Aside from the whole idea of being lightweight and starting quickly, Visual Studio Code has IntelliSense code completion for variables, methods, and imported modules; graphical debugging; linting, multi-cursor editing, parameter hints, and other powerful editing features; snazzy code navigation and refactoring; and built-in source code control including Git support. Much of this was adapted from Visual Studio technology.

Visual Studio Code proper is built using the Electron shell, Node.js, TypeScript, and the Language Server Protocol, and is updated on a monthly basis. The many extensions are updated as often as needed. The richness of support varies across the different programming languages and their extensions, ranging from simple syntax highlighting and bracket matching to debugging and refactoring. You can add basic support for your favorite language through TextMate colorizers if no language server is available.

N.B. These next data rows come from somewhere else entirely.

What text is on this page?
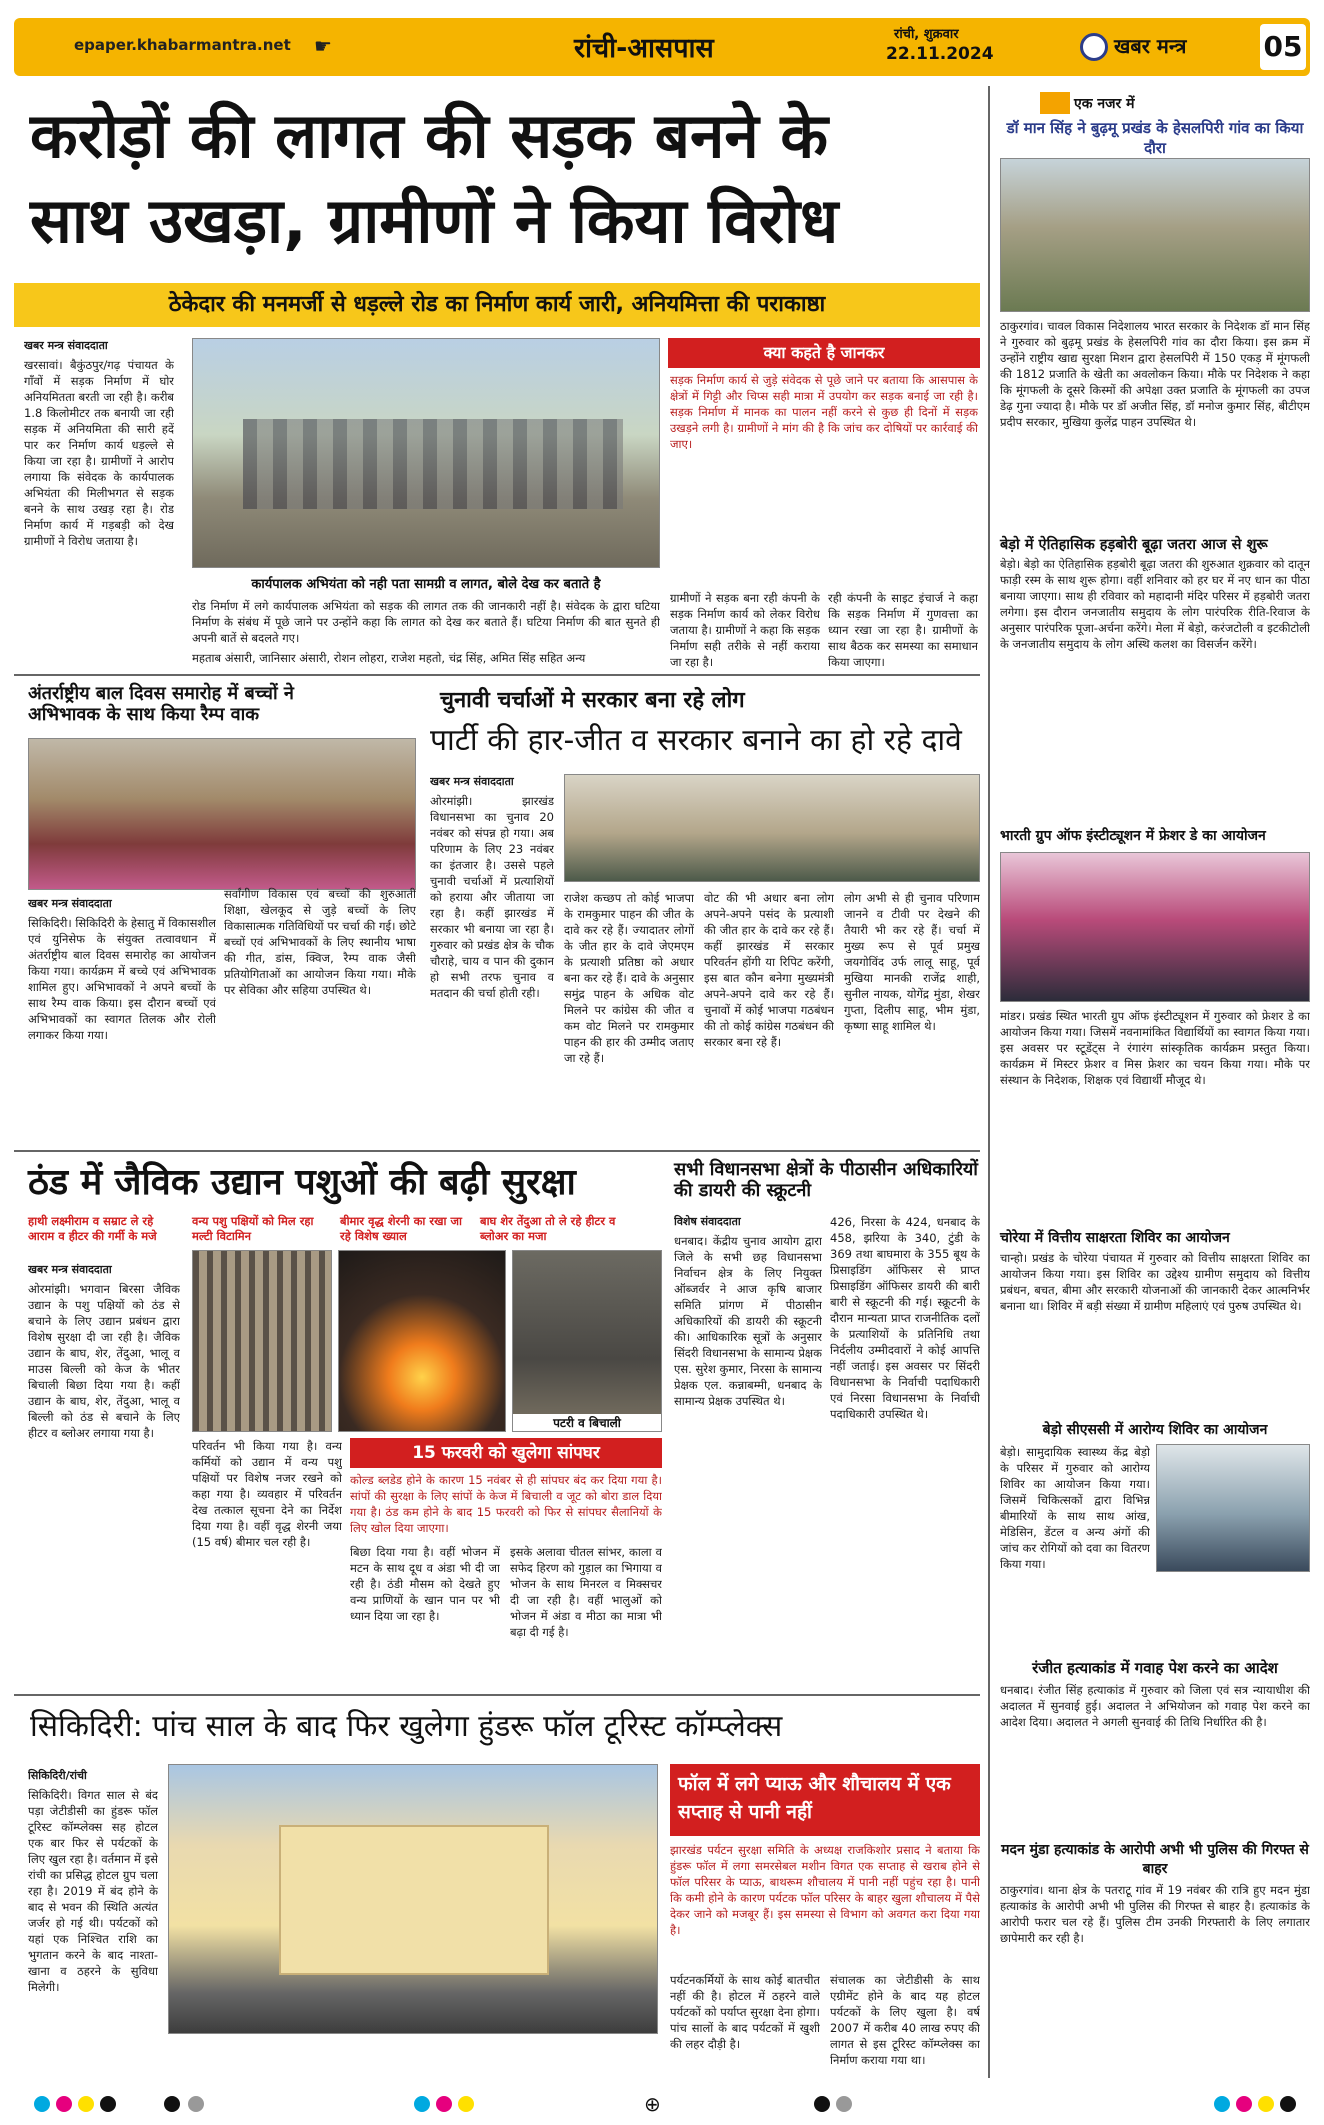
epaper.khabarmantra.net ☛	रांची-आसपास	रांची, शुक्रवार
22.11.2024	खबर मन्त्र	05
करोड़ों की लागत की सड़क बनने के
साथ उखड़ा, ग्रामीणों ने किया विरोध
ठेकेदार की मनमर्जी से धड़ल्ले रोड का निर्माण कार्य जारी, अनियमित्ता की पराकाष्ठा
खबर मन्त्र संवाददाता
खरसावां। बैकुंठपुर/गढ़ पंचायत के गाँवों में सड़क निर्माण में घोर अनियमितता बरती जा रही है। करीब 1.8 किलोमीटर तक बनायी जा रही सड़क में अनियमिता की सारी हदें पार कर निर्माण कार्य धड़ल्ले से किया जा रहा है। ग्रामीणों ने आरोप लगाया कि संवेदक के कार्यपालक अभियंता की मिलीभगत से सड़क बनने के साथ उखड़ रहा है। रोड निर्माण कार्य में गड़बड़ी को देख ग्रामीणों ने विरोध जताया है।
कार्यपालक अभियंता को नही पता सामग्री व लागत, बोले देख कर बताते है
क्या कहते है जानकर
सड़क निर्माण कार्य से जुड़े संवेदक से पूछे जाने पर बताया कि आसपास के क्षेत्रों में गिट्टी और चिप्स सही मात्रा में उपयोग कर सड़क बनाई जा रही है। सड़क निर्माण में मानक का पालन नहीं करने से कुछ ही दिनों में सड़क उखड़ने लगी है। ग्रामीणों ने मांग की है कि जांच कर दोषियों पर कार्रवाई की जाए।
रोड निर्माण में लगे कार्यपालक अभियंता को सड़क की लागत तक की जानकारी नहीं है। संवेदक के द्वारा घटिया निर्माण के संबंध में पूछे जाने पर उन्होंने कहा कि लागत को देख कर बताते हैं। घटिया निर्माण की बात सुनते ही अपनी बातें से बदलते गए।
महताब अंसारी, जानिसार अंसारी, रोशन लोहरा, राजेश महतो, चंद्र सिंह, अमित सिंह सहित अन्य
ग्रामीणों ने सड़क बना रही कंपनी के सड़क निर्माण कार्य को लेकर विरोध जताया है। ग्रामीणों ने कहा कि सड़क निर्माण सही तरीके से नहीं कराया जा रहा है।
रही कंपनी के साइट इंचार्ज ने कहा कि सड़क निर्माण में गुणवत्ता का ध्यान रखा जा रहा है। ग्रामीणों के साथ बैठक कर समस्या का समाधान किया जाएगा।
अंतर्राष्ट्रीय बाल दिवस समारोह में बच्चों ने अभिभावक के साथ किया रैम्प वाक
खबर मन्त्र संवाददाता
सिकिदिरी। सिकिदिरी के हेसातु में विकासशील एवं युनिसेफ के संयुक्त तत्वावधान में अंतर्राष्ट्रीय बाल दिवस समारोह का आयोजन किया गया। कार्यक्रम में बच्चे एवं अभिभावक शामिल हुए। अभिभावकों ने अपने बच्चों के साथ रैम्प वाक किया। इस दौरान बच्चों एवं अभिभावकों का स्वागत तिलक और रोली लगाकर किया गया।
सर्वांगीण विकास एवं बच्चों की शुरुआती शिक्षा, खेलकूद से जुड़े बच्चों के लिए विकासात्मक गतिविधियों पर चर्चा की गई। छोटे बच्चों एवं अभिभावकों के लिए स्थानीय भाषा की गीत, डांस, क्विज, रैम्प वाक जैसी प्रतियोगिताओं का आयोजन किया गया। मौके पर सेविका और सहिया उपस्थित थे।
चुनावी चर्चाओं मे सरकार बना रहे लोग
पार्टी की हार-जीत व सरकार बनाने का हो रहे दावे
खबर मन्त्र संवाददाता
ओरमांझी। झारखंड विधानसभा का चुनाव 20 नवंबर को संपन्न हो गया। अब परिणाम के लिए 23 नवंबर का इंतजार है। उससे पहले चुनावी चर्चाओं में प्रत्याशियों को हराया और जीताया जा रहा है। कहीं झारखंड में सरकार भी बनाया जा रहा है। गुरुवार को प्रखंड क्षेत्र के चौक चौराहे, चाय व पान की दुकान हो सभी तरफ चुनाव व मतदान की चर्चा होती रही।
राजेश कच्छप तो कोई भाजपा के रामकुमार पाहन की जीत के दावे कर रहे हैं। ज्यादातर लोगों के जीत हार के दावे जेएमएम के प्रत्याशी प्रतिष्ठा को अधार बना कर रहे हैं। दावे के अनुसार समुंद्र पाहन के अधिक वोट मिलने पर कांग्रेस की जीत व कम वोट मिलने पर रामकुमार पाहन की हार की उम्मीद जताए जा रहे हैं।
वोट की भी अधार बना लोग अपने-अपने पसंद के प्रत्याशी की जीत हार के दावे कर रहे हैं। कहीं झारखंड में सरकार परिवर्तन होंगी या रिपिट करेंगी, इस बात कौन बनेगा मुख्यमंत्री अपने-अपने दावे कर रहे हैं। चुनावों में कोई भाजपा गठबंधन की तो कोई कांग्रेस गठबंधन की सरकार बना रहे हैं।
लोग अभी से ही चुनाव परिणाम जानने व टीवी पर देखने की तैयारी भी कर रहे हैं। चर्चा में मुख्य रूप से पूर्व प्रमुख जयगोविंद उर्फ लालू साहू, पूर्व मुखिया मानकी राजेंद्र शाही, सुनील नायक, योगेंद्र मुंडा, शेखर गुप्ता, दिलीप साहू, भीम मुंडा, कृष्णा साहू शामिल थे।
ठंड में जैविक उद्यान पशुओं की बढ़ी सुरक्षा
हाथी लक्ष्मीराम व सम्राट ले रहे आराम व हीटर की गर्मी के मजे
वन्य पशु पक्षियों को मिल रहा मल्टी विटामिन
बीमार वृद्ध शेरनी का रखा जा रहे विशेष ख्याल
बाघ शेर तेंदुआ तो ले रहे हीटर व ब्लोअर का मजा
खबर मन्त्र संवाददाता
ओरमांझी। भगवान बिरसा जैविक उद्यान के पशु पक्षियों को ठंड से बचाने के लिए उद्यान प्रबंधन द्वारा विशेष सुरक्षा दी जा रही है। जैविक उद्यान के बाघ, शेर, तेंदुआ, भालू व माउस बिल्ली को केज के भीतर बिचाली बिछा दिया गया है। कहीं उद्यान के बाघ, शेर, तेंदुआ, भालू व बिल्ली को ठंड से बचाने के लिए हीटर व ब्लोअर लगाया गया है।
पटरी व बिचाली
परिवर्तन भी किया गया है। वन्य कर्मियों को उद्यान में वन्य पशु पक्षियों पर विशेष नजर रखने को कहा गया है। व्यवहार में परिवर्तन देख तत्काल सूचना देने का निर्देश दिया गया है। वहीं वृद्ध शेरनी जया (15 वर्ष) बीमार चल रही है।
15 फरवरी को खुलेगा सांपघर
कोल्ड ब्लडेड होने के कारण 15 नवंबर से ही सांपघर बंद कर दिया गया है। सांपों की सुरक्षा के लिए सांपों के केज में बिचाली व जूट को बोरा डाल दिया गया है। ठंड कम होने के बाद 15 फरवरी को फिर से सांपघर सैलानियों के लिए खोल दिया जाएगा।
बिछा दिया गया है। वहीं भोजन में मटन के साथ दूध व अंडा भी दी जा रही है। ठंडी मौसम को देखते हुए वन्य प्राणियों के खान पान पर भी ध्यान दिया जा रहा है।
इसके अलावा चीतल सांभर, काला व सफेद हिरण को गुड़ाल का भिगाया व भोजन के साथ मिनरल व मिक्सचर दी जा रही है। वहीं भालुओं को भोजन में अंडा व मीठा का मात्रा भी बढ़ा दी गई है।
सभी विधानसभा क्षेत्रों के पीठासीन अधिकारियों की डायरी की स्क्रूटनी
विशेष संवाददाता
धनबाद। केंद्रीय चुनाव आयोग द्वारा जिले के सभी छह विधानसभा निर्वाचन क्षेत्र के लिए नियुक्त ऑब्जर्वर ने आज कृषि बाजार समिति प्रांगण में पीठासीन अधिकारियों की डायरी की स्क्रूटनी की। आधिकारिक सूत्रों के अनुसार सिंदरी विधानसभा के सामान्य प्रेक्षक एस. सुरेश कुमार, निरसा के सामान्य प्रेक्षक एल. कन्नाबम्मी, धनबाद के सामान्य प्रेक्षक उपस्थित थे।
426, निरसा के 424, धनबाद के 458, झरिया के 340, टुंडी के 369 तथा बाघमारा के 355 बूथ के प्रिसाइडिंग ऑफिसर से प्राप्त प्रिसाइडिंग ऑफिसर डायरी की बारी बारी से स्क्रूटनी की गई। स्क्रूटनी के दौरान मान्यता प्राप्त राजनीतिक दलों के प्रत्याशियों के प्रतिनिधि तथा निर्दलीय उम्मीदवारों ने कोई आपत्ति नहीं जताई। इस अवसर पर सिंदरी विधानसभा के निर्वाची पदाधिकारी एवं निरसा विधानसभा के निर्वाची पदाधिकारी उपस्थित थे।
सिकिदिरी: पांच साल के बाद फिर खुलेगा हुंडरू फॉल टूरिस्ट कॉम्प्लेक्स
सिकिदिरी/रांची
सिकिदिरी। विगत साल से बंद पड़ा जेटीडीसी का हुंडरू फॉल टूरिस्ट कॉम्प्लेक्स सह होटल एक बार फिर से पर्यटकों के लिए खुल रहा है। वर्तमान में इसे रांची का प्रसिद्ध होटल ग्रुप चला रहा है। 2019 में बंद होने के बाद से भवन की स्थिति अत्यंत जर्जर हो गई थी। पर्यटकों को यहां एक निश्चित राशि का भुगतान करने के बाद नाश्ता-खाना व ठहरने के सुविधा मिलेगी।
फॉल में लगे प्याऊ और शौचालय में एक सप्ताह से पानी नहीं
झारखंड पर्यटन सुरक्षा समिति के अध्यक्ष राजकिशोर प्रसाद ने बताया कि हुंडरू फॉल में लगा समरसेबल मशीन विगत एक सप्ताह से खराब होने से फॉल परिसर के प्याऊ, बाथरूम शौचालय में पानी नहीं पहुंच रहा है। पानी कि कमी होने के कारण पर्यटक फॉल परिसर के बाहर खुला शौचालय में पैसे देकर जाने को मजबूर हैं। इस समस्या से विभाग को अवगत करा दिया गया है।
पर्यटनकर्मियों के साथ कोई बातचीत नहीं की है। होटल में ठहरने वाले पर्यटकों को पर्याप्त सुरक्षा देना होगा। पांच सालों के बाद पर्यटकों में खुशी की लहर दौड़ी है।
संचालक का जेटीडीसी के साथ एग्रीमेंट होने के बाद यह होटल पर्यटकों के लिए खुला है। वर्ष 2007 में करीब 40 लाख रुपए की लागत से इस टूरिस्ट कॉम्प्लेक्स का निर्माण कराया गया था।
एक नजर में
डॉ मान सिंह ने बुढ़मू प्रखंड के हेसलपिरी गांव का किया दौरा
ठाकुरगांव। चावल विकास निदेशालय भारत सरकार के निदेशक डॉ मान सिंह ने गुरुवार को बुढ़मू प्रखंड के हेसलपिरी गांव का दौरा किया। इस क्रम में उन्होंने राष्ट्रीय खाद्य सुरक्षा मिशन द्वारा हेसलपिरी में 150 एकड़ में मूंगफली की 1812 प्रजाति के खेती का अवलोकन किया। मौके पर निदेशक ने कहा कि मूंगफली के दूसरे किस्मों की अपेक्षा उक्त प्रजाति के मूंगफली का उपज डेढ़ गुना ज्यादा है। मौके पर डॉ अजीत सिंह, डॉ मनोज कुमार सिंह, बीटीएम प्रदीप सरकार, मुखिया कुलेंद्र पाहन उपस्थित थे।
बेड़ो में ऐतिहासिक हड़बोरी बूढ़ा जतरा आज से शुरू
बेड़ो। बेड़ो का ऐतिहासिक हड़बोरी बूढ़ा जतरा की शुरुआत शुक्रवार को दातून फाड़ी रस्म के साथ शुरू होगा। वहीं शनिवार को हर घर में नए धान का पीठा बनाया जाएगा। साथ ही रविवार को महादानी मंदिर परिसर में हड़बोरी जतरा लगेगा। इस दौरान जनजातीय समुदाय के लोग पारंपरिक रीति-रिवाज के अनुसार पारंपरिक पूजा-अर्चना करेंगे। मेला में बेड़ो, करंजटोली व इटकीटोली के जनजातीय समुदाय के लोग अस्थि कलश का विसर्जन करेंगे।
भारती ग्रुप ऑफ इंस्टीट्यूशन में फ्रेशर डे का आयोजन
मांडर। प्रखंड स्थित भारती ग्रुप ऑफ इंस्टीट्यूशन में गुरुवार को फ्रेशर डे का आयोजन किया गया। जिसमें नवनामांकित विद्यार्थियों का स्वागत किया गया। इस अवसर पर स्टूडेंट्स ने रंगारंग सांस्कृतिक कार्यक्रम प्रस्तुत किया। कार्यक्रम में मिस्टर फ्रेशर व मिस फ्रेशर का चयन किया गया। मौके पर संस्थान के निदेशक, शिक्षक एवं विद्यार्थी मौजूद थे।
चोरेया में वित्तीय साक्षरता शिविर का आयोजन
चान्हो। प्रखंड के चोरेया पंचायत में गुरुवार को वित्तीय साक्षरता शिविर का आयोजन किया गया। इस शिविर का उद्देश्य ग्रामीण समुदाय को वित्तीय प्रबंधन, बचत, बीमा और सरकारी योजनाओं की जानकारी देकर आत्मनिर्भर बनाना था। शिविर में बड़ी संख्या में ग्रामीण महिलाएं एवं पुरुष उपस्थित थे।
बेड़ो सीएससी में आरोग्य शिविर का आयोजन
बेड़ो। सामुदायिक स्वास्थ्य केंद्र बेड़ो के परिसर में गुरुवार को आरोग्य शिविर का आयोजन किया गया। जिसमें चिकित्सकों द्वारा विभिन्न बीमारियों के साथ साथ आंख, मेडिसिन, डेंटल व अन्य अंगों की जांच कर रोगियों को दवा का वितरण किया गया।
रंजीत हत्याकांड में गवाह पेश करने का आदेश
धनबाद। रंजीत सिंह हत्याकांड में गुरुवार को जिला एवं सत्र न्यायाधीश की अदालत में सुनवाई हुई। अदालत ने अभियोजन को गवाह पेश करने का आदेश दिया। अदालत ने अगली सुनवाई की तिथि निर्धारित की है।
मदन मुंडा हत्याकांड के आरोपी अभी भी पुलिस की गिरफ्त से बाहर
ठाकुरगांव। थाना क्षेत्र के पतराटू गांव में 19 नवंबर की रात्रि हुए मदन मुंडा हत्याकांड के आरोपी अभी भी पुलिस की गिरफ्त से बाहर है। हत्याकांड के आरोपी फरार चल रहे हैं। पुलिस टीम उनकी गिरफ्तारी के लिए लगातार छापेमारी कर रही है।
⊕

The code in the Visual Studio Code repository is open source under the MIT License. The Visual Studio Code product itself ships under a standard Microsoft product license, as it has a small percentage of Microsoft-specific customizations. It’s free despite the commercial license.

Visual Studio Code architecture

Telling you that Visual Studio Code uses the Electron shell, Node.js, TypeScript, and the Language Server Protocol doesn’t do justice to the architecture. For starters, what does the About box tell us?

Version: 1.66.2
Commit: dfd34e8260c270da74b5c2d86d61aee4b6d56977
Date: 2022-04-11T07:49:20.994Z
Electron: 17.2.0
Chromium: 98.0.4758.109
Node.js: 16.13.0
V8: 9.8.177.11-electron.0
OS: Darwin x64 19.6.0

So, in addition to Electron (a framework that lets you write cross-platform desktop applications using JavaScript, HTML and CSS) and Node.js (a JavaScript runtime built on Google Chrome’s V8 JavaScript engine), VS Code uses Chromium (an open source browser project that aims to build a safer, faster, and more stable way for all Internet users to experience the web) and V8 (Google’s open source, high-performance JavaScript and WebAssembly engine, written in C++). Darwin is basically the underpinnings of macOS; if you’re on Windows or Linux, you’ll see that OS listed.